Two years ago this week my cousin was in a terrible job-site accident. He worked as a heavy crane operator, and one morning he was crushed between a steel beam that weighed around 10,000 lbs and a large pile of dirt. Somehow, he survived the initial impact. He also survived nearly suffocating because dirt filled his mouth and nose on impact. He made it through maybe 20 surgeries on his knee, shoulder, hips, back, and he fought off sepsis, plus a few other major life-threatening incidents. My count is unofficial, but I think he stared down Death at least five times. He’s by far the toughest person I know. Also the most stubborn. Thank goodness for that; I’m sure it kept him alive.

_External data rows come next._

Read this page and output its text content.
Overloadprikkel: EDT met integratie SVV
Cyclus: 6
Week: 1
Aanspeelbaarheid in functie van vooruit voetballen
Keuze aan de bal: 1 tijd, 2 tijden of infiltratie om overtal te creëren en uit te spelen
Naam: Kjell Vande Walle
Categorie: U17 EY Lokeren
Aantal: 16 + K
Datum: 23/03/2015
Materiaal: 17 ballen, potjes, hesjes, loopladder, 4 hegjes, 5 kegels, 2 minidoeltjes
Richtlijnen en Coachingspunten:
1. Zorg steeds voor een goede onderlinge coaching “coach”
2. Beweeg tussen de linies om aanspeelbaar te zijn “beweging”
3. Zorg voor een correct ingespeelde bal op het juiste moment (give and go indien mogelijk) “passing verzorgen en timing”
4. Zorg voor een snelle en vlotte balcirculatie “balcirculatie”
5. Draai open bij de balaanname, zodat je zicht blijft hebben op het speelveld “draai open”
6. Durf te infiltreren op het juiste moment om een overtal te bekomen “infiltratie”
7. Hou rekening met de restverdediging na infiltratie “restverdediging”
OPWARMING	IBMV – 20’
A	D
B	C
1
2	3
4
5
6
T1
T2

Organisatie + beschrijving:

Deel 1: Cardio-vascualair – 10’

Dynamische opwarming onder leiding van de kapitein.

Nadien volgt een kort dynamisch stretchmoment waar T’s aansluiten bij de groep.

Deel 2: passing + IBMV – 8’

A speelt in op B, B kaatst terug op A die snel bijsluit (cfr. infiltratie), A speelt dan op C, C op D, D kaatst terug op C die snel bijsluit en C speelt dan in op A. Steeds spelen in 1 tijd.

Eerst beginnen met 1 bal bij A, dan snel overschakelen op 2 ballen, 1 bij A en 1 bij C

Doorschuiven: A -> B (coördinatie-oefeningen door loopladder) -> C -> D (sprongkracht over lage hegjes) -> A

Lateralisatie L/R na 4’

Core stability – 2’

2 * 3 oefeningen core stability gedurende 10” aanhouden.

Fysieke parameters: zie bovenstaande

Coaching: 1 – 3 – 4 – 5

I’m thinking about him today because of the anniversary of his accident, and because I’m sick, again. For awhile today I was feeling sorry for myself. I’m sick and uncomfortable. My cousin has had to learn to walk again. I’m living in India; he had to live with his parents for over a year while he started his recovery. Parts of his body were destroyed, and he’s had to figure out how to make them work again. I don’t like my food options while this thing works its way through my system. He keeps getting up and defying the odds. I worry if I’ll be well enough to go back to work tomorrow. He’s a miracle. I’m just sick.
In one of his poems, Wendell Berry writes, “Practice Resurrection.”
I’m really glad you’re still here, KS.